Darn those marketers and headline writers. And you-know-who on TV. Once again they have beaten down consumer health by fostering the crazy notion that coconut oil is healthy.

The survey shows 72% of Americans believe coconut oil is a healthy food.

The fad started in 2014 and I honestly thought it would die out quickly. But when I noticed promotional articles saying it was “proven Alzheimer’s disease natural treatment”, “cancer prevention” and “hair care”, I realized we were destined to follow this fad to, uh, at least the next fad.

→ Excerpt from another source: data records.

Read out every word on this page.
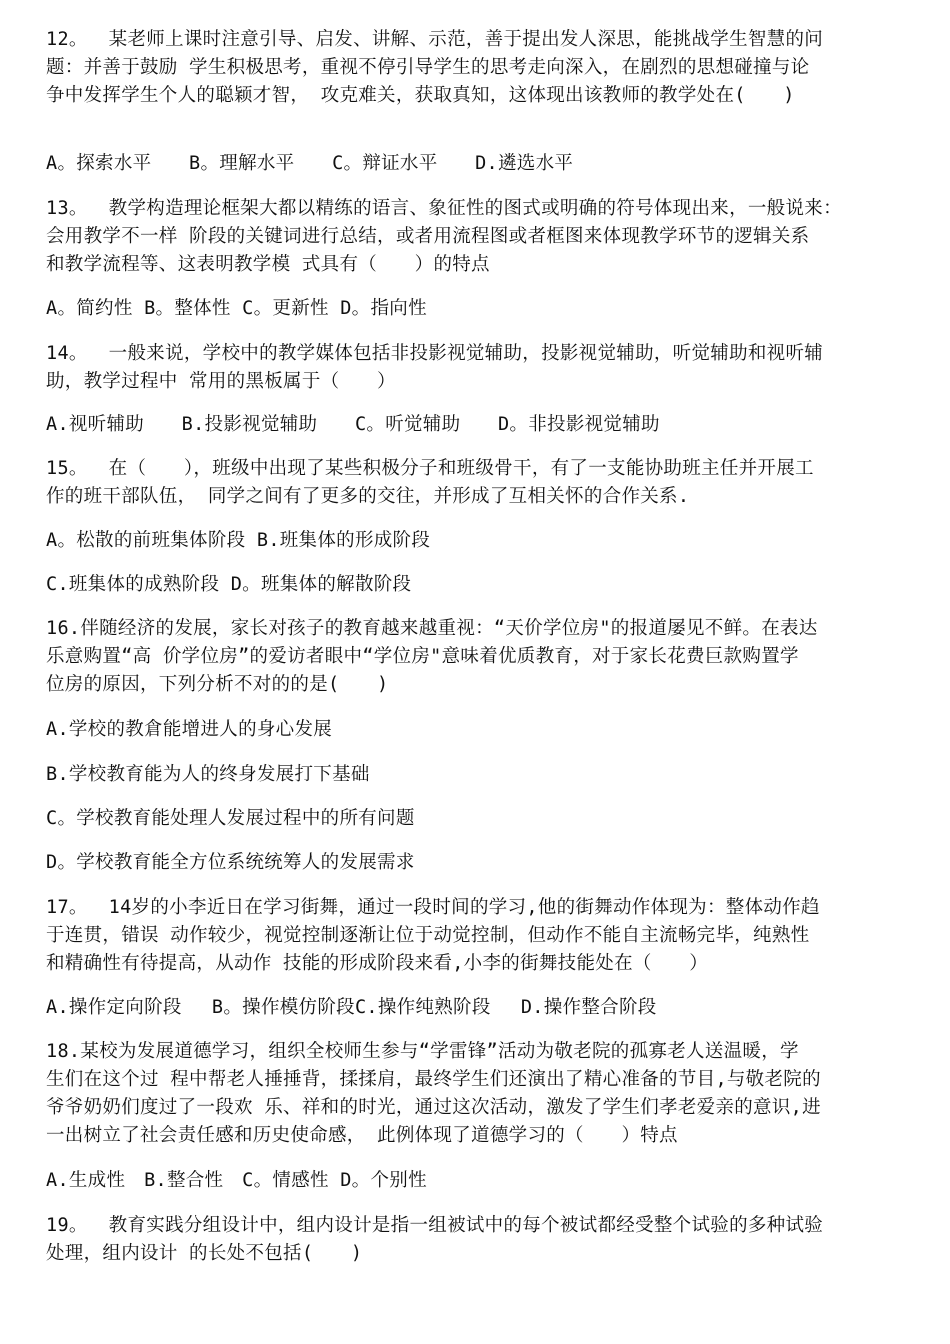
12。　 某老师上课时注意引导、启发、讲解、示范，善于提出发人深思，能挑战学生智慧的问
题：并善于鼓励 学生积极思考，重视不停引导学生的思考走向深入，在剧烈的思想碰撞与论
争中发挥学生个人的聪颖才智， 攻克难关，获取真知，这体现出该教师的教学处在(　　)
A。探索水平　　B。理解水平　　C。辩证水平　　D.遴选水平
13。　 教学构造理论框架大都以精练的语言、象征性的图式或明确的符号体现出来，一般说来：
会用教学不一样 阶段的关键词进行总结，或者用流程图或者框图来体现教学环节的逻辑关系
和教学流程等、这表明教学模 式具有（　　）的特点
A。简约性 B。整体性 C。更新性 D。指向性
14。　 一般来说，学校中的教学媒体包括非投影视觉辅助，投影视觉辅助，听觉辅助和视听辅
助，教学过程中 常用的黑板属于（　　）
A.视听辅助　　B.投影视觉辅助　　C。听觉辅助　　D。非投影视觉辅助
15。　 在（　　），班级中出现了某些积极分子和班级骨干，有了一支能协助班主任并开展工
作的班干部队伍， 同学之间有了更多的交往，并形成了互相关怀的合作关系.
A。松散的前班集体阶段 B.班集体的形成阶段
C.班集体的成熟阶段 D。班集体的解散阶段
16.伴随经济的发展，家长对孩子的教育越来越重视：“天价学位房"的报道屡见不鲜。在表达
乐意购置“高 价学位房”的爱访者眼中“学位房"意味着优质教育，对于家长花费巨款购置学
位房的原因，下列分析不对的的是(　　)
A.学校的教倉能增进人的身心发展
B.学校教育能为人的终身发展打下基础
C。学校教育能处理人发展过程中的所有问题
D。学校教育能全方位系统统筹人的发展需求
17。　 14岁的小李近日在学习街舞，通过一段时间的学习,他的街舞动作体现为：整体动作趋
于连贯，错误 动作较少，视觉控制逐渐让位于动觉控制，但动作不能自主流畅完毕，纯熟性
和精确性有待提高，从动作 技能的形成阶段来看,小李的街舞技能处在（　　）
A.操作定向阶段　 B。操作模仿阶段C.操作纯熟阶段　 D.操作整合阶段
18.某校为发展道德学习，组织全校师生参与“学雷锋”活动为敬老院的孤寡老人送温暖，学
生们在这个过 程中帮老人捶捶背，揉揉肩，最终学生们还演出了精心准备的节目,与敬老院的
爷爷奶奶们度过了一段欢 乐、祥和的时光，通过这次活动，激发了学生们孝老爱亲的意识,进
一出树立了社会责任感和历史使命感， 此例体现了道德学习的（　　）特点
A.生成性　B.整合性　C。情感性 D。个别性
19。　 教育实践分组设计中，组内设计是指一组被试中的每个被试都经受整个试验的多种试验
处理，组内设计 的长处不包括(　　)
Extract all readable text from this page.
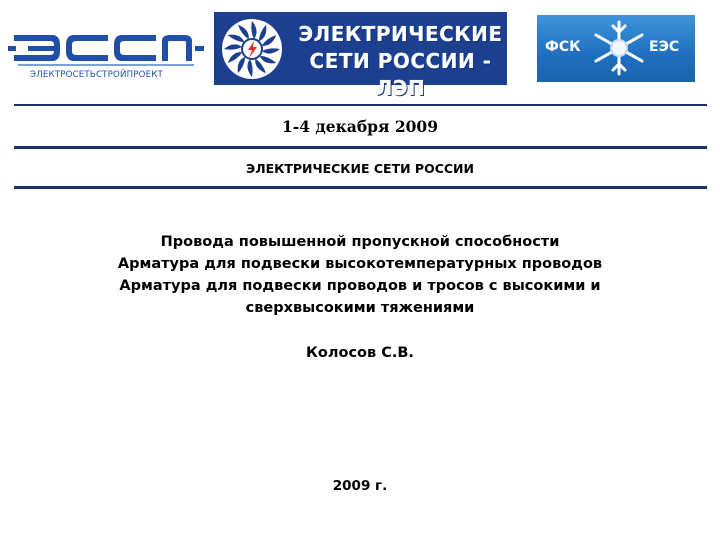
ЭЛЕКТРОСЕТЬСТРОЙПРОЕКТ
ЭЛЕКТРИЧЕСКИЕ
СЕТИ РОССИИ - ЛЭП
ФСК	ЕЭС
1-4 декабря 2009
ЭЛЕКТРИЧЕСКИЕ СЕТИ РОССИИ
Провода повышенной пропускной способности
Арматура для подвески высокотемпературных проводов
Арматура для подвески проводов и тросов с высокими и
сверхвысокими тяжениями
Колосов С.В.
2009 г.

The American Heart Association issued an advisory in June against the consumption of coconut oil. Their statement was actually a general look at dietary fats and cardiovascular disease – the leading cause of death around the globe. The article was published in Circulation, June 15, 2017.

Serious studies (randomized controlled trials), showed that lowering saturated fat intake and replacing it with polyunsaturated vegetable oil made a significant decline in the “bad” cholesterol in the blood. In fact, they cited the dietary changes could match drug (statin) treatment. Super news.

So the craze began when one researcher said using medium chain triglycerides coconut oil (not what we buy at the store) could increase metabolism and hence weight loss. And we were off to the races. The investigator, Marie-Pierre St-Onge, PhD., was shocked that her study was taken out of context. Dr. St-Onge, it’s what the press does with about every new study. We take a tiny fact from a study, inflate it then extrapolate it to the whole population and create a costly fad.

So, saturated fat is what we should be avoiding; animal meats are the richest source in the carnivore’s diet. Lard, cream and butter are predominantly saturated too. And if you’ve been on the coconut oil train, it, too, is a rich source of saturated fat. Get off at the next station.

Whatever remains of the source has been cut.